[
https://issues.apache.org/jira/browse/MAHOUT-593?page=com.atlassian.jira.plugin.system.issuetabpanels:comment-tabpanel&focusedCommentId=13000569#comment-13000569
]
Sean Owen commented on MAHOUT-593:
----------------------------------
All sounds good to me.
On the last point, I agree, there is no sense in creating and re-parsing
command line args in a program. That would indicate design failure.
I think we agree. Mappers and Reducers rarely stand alone; they are almost
always part of a pipeline of Mappers and Reducers that work together to
accomplish something.
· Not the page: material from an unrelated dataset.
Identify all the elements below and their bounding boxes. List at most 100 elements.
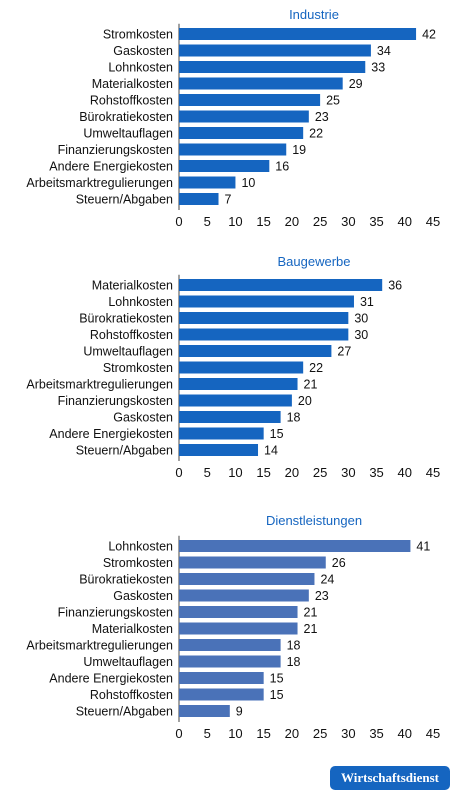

That's a "Job" to me, one unit that invokes many
Mappers/Reducers.
My only question then is why those intermediate stages of Mappers/Reducers need
to be exposed as stand-alone units ("Jobs" in your patch)? I agree they're not
command-line "Jobs" that would be invoked independently, but they seem exposed
that way.
It's not any better a design really, but, I would have structured it as one
executable that kicks off many MapReduces, and that's what AbstractJob is
supporting.
> Backport of Stochastic SVD patch (Mahout-376) to hadoop 0.20 to ensure
> compatibility with current Mahout dependencies.
> ----------------------------------------------------------------------------------------------------------------------
>
> Key: MAHOUT-593
> URL: https://issues.apache.org/jira/browse/MAHOUT-593
> Project: Mahout
> Issue Type: New Feature
> Components: Math
> Affects Versions: 0.4
> Reporter: Dmitriy Lyubimov
> Fix For: 0.5
>
> Attachments: MAHOUT-593.patch.gz, MAHOUT-593.patch.gz,
> MAHOUT-593.patch.gz, SSVD-givens-CLI.pdf
>
>
> Current Mahout-376 patch requries 'new' hadoop API. Certain elements of that
> API (namely, multiple outputs) are not available in standard hadoop 0.20.2
> release. As such, that may work only with either CDH or 0.21 distributions.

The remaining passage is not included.